The key and the IV are given in hex. Their length depending on the cipher and key size in question.
The key above is one of 16 weak DES keys. It should not be used in practice.
Generate private key for an SSL certificate and verify its consistency.
Generate unencrypted private key
Generate 4096-bit private key using RSA algorithm.
Generate encrypted private key
Basic way to generate encrypted private key
Generate 4096-bit RSA private key, encrypt it using AES-192 cipher and password provided from the application itself as you will be asked for it.
Different ways to generate encrypted private key
Generate 4096-bit RSA private key, encrypt it using 3DES cipher and password provided from the command-line.
Generate 4096-bit RSA private key, encrypt it using AES-128 cipher and password provided from the specific file.

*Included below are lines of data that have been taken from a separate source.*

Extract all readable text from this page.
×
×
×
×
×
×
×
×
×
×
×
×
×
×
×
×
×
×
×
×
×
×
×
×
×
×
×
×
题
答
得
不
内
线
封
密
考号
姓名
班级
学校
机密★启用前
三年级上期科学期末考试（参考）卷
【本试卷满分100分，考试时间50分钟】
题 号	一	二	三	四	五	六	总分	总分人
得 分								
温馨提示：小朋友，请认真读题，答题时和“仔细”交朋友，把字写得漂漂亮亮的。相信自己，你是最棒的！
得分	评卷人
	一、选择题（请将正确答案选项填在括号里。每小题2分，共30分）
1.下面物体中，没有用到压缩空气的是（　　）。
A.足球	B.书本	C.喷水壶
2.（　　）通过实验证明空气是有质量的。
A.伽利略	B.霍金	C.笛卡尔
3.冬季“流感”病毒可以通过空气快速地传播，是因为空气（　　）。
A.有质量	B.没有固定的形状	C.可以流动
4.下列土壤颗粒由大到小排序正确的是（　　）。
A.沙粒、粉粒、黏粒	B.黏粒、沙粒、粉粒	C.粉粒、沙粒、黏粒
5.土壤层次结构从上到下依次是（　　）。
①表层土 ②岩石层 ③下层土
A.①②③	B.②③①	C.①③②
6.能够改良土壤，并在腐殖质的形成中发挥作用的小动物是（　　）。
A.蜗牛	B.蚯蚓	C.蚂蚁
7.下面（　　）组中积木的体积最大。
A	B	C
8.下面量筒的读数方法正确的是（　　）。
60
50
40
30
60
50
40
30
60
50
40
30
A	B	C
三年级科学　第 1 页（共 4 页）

Generate 4096-bit RSA private key, encrypt it using CAMELLIA-256 cipher and password provided from the environment variable.
Generate 4096-bit RSA private key, encrypt it using AES-256 cipher and password provided from standard input.
Encrypt or decrypt existing private key
Encrypt existing private key using AES-256 cipher and password provided from the command-line.
Re-encrypt existing private key using AES-256 cipher and password provided from the command-line.
Decrypt existing private key using password provided from the command-line.
Verify consistency of the private key
Verify consistency of the private key using password provided from the command-line.
Result when private key’s integrity is not compromised.
Result when private key’s integrity is compromised.
Openssl Generate Aes 256 Key
Additional information
C++ Openssl Generate Aes 256 Key Generator
You can still use the following command to generate private key.
Openssl Create Aes 256 Key
This way is still supported, so existing shell scripts will work without any changes.